Tuesday, December 08, 2009
If you're wanting to celebrate Hanukkah with little children, but you don't want them around candles or fire (who does), this is a fun craft to include them in your Hannukah celebration. They can glue on a little fuzzy pom pom each night for eight days of Hanukkah. When this year's eight days are complete, why not tuck this adorable craft away - some day you will be able to pull it out of a box and talk with your grandchildren about the importance and significance of the traditions associated with Hanukkah.
If you are a little rusty when it comes to Jewish history, let your cursor take a walk here. History.com has a lovely presentation titled The History of Hannukkah.
Supplies needed for Handprint Menorah
- cardstock paper
- craft paint or acrylic paint
- paint brush
- paper plate
- fuzzy pom poms
- yellow triangles, mine are craft foam stickers
- hole punch & ribbon
1. Pour a little blue paint onto the paper plate. Using the sponge brush, paint your child or grandchild's hand. I like to paint their hands so it coats all of those chubby, adorable little crevices. You can have them press their hand into the paint on the plate if you would like, but it's a little more messy.

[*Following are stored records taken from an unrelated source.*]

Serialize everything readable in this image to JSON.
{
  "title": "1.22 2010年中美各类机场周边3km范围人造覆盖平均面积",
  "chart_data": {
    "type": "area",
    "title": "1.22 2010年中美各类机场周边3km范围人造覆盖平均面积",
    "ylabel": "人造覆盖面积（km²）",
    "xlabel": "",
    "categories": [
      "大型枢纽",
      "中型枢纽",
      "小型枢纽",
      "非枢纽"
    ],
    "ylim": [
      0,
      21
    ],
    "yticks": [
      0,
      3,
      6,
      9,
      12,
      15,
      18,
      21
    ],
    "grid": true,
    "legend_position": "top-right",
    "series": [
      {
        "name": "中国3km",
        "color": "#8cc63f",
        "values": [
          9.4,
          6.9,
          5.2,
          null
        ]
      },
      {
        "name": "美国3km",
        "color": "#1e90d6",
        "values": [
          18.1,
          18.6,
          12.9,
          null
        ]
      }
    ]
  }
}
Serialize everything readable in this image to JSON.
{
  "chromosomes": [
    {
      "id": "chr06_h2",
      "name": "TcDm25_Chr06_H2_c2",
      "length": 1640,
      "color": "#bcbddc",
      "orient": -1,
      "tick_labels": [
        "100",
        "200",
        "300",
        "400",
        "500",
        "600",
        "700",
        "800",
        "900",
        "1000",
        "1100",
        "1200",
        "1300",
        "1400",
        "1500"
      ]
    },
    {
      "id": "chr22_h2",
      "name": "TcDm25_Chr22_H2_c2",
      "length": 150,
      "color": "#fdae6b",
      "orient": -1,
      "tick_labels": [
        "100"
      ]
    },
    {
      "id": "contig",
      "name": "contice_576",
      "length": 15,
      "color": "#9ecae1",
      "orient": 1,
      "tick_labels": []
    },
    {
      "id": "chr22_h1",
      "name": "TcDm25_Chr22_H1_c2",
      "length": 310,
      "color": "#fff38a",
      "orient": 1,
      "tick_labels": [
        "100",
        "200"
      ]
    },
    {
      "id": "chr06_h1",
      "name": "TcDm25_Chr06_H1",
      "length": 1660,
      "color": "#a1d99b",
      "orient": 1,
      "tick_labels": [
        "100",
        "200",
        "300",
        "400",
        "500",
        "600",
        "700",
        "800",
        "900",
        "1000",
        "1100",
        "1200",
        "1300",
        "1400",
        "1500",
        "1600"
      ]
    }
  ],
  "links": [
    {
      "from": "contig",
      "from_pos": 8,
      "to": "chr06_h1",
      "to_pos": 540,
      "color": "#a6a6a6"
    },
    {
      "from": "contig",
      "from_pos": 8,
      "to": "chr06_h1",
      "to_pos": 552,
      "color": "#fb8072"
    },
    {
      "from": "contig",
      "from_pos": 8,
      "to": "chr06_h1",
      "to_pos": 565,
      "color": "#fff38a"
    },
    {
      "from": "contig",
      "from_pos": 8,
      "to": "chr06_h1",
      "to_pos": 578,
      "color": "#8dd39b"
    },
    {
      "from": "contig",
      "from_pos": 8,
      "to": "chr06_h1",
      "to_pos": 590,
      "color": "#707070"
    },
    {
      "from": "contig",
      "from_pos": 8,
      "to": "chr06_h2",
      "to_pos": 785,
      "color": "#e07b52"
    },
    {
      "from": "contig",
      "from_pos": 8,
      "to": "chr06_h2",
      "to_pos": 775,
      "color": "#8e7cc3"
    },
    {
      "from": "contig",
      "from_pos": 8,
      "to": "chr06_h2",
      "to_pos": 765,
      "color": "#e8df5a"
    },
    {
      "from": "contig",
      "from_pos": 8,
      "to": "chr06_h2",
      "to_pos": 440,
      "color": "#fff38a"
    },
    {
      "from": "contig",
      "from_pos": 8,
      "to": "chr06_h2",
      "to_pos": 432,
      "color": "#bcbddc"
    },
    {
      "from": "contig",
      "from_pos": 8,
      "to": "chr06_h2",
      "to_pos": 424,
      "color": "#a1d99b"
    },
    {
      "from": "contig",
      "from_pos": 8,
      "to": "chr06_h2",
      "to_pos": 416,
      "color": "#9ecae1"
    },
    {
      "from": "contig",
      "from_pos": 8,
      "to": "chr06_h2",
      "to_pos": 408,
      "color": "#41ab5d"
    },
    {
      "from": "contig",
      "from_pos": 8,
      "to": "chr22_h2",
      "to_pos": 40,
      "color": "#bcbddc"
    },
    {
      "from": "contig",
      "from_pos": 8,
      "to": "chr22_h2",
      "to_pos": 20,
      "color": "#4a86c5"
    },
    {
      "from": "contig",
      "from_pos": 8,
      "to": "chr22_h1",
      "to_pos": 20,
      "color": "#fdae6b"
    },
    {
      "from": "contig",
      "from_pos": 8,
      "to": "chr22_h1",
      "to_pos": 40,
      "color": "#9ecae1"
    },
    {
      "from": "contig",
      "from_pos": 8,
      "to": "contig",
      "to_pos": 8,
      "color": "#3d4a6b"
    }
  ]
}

2. One hand at a time, guide and press each child's hand on the paper. Being very careful with the first hand (so as not to get paint on anything), do the same thing again with the second hand: paint, guide, press. You'll want to make the thumbs overlap, so it's only 9 places for candles, not 10. The thumb candle in the middle represents the "shamash" or the worker candle that lights the other candles during Hanukkah.
3. Decorate your paper with Jewish stars forming two yellow triangles on top and opposite of each other (see illustration).
4. To light the menorah for each day of Hanukkah, glue on a fuzzy pom pom. Instead of pom poms, you could also get out some yellow paint and use the child's thumbprint for the flame or they could put on a triangle sticker or simply draw a candle's flame for each night.
5. Add letters to spell Hanukkah on the paper at the bottom. Punch two holes at the top and tie ribbon to make it a hanging banner.
I'm including a suggestion for a fun book to read to children to teach them about Hanukkah: Hanukkah a Counting Book by Emily Sper. Enjoy teaching and celebrating Hanukkah with your children. They'll love being able to help with the process.
PS: Why don't you prepare a batch of Spiced Milk Punch before you sit down the the kiddos. I guarantee - you will ♥ this stuff!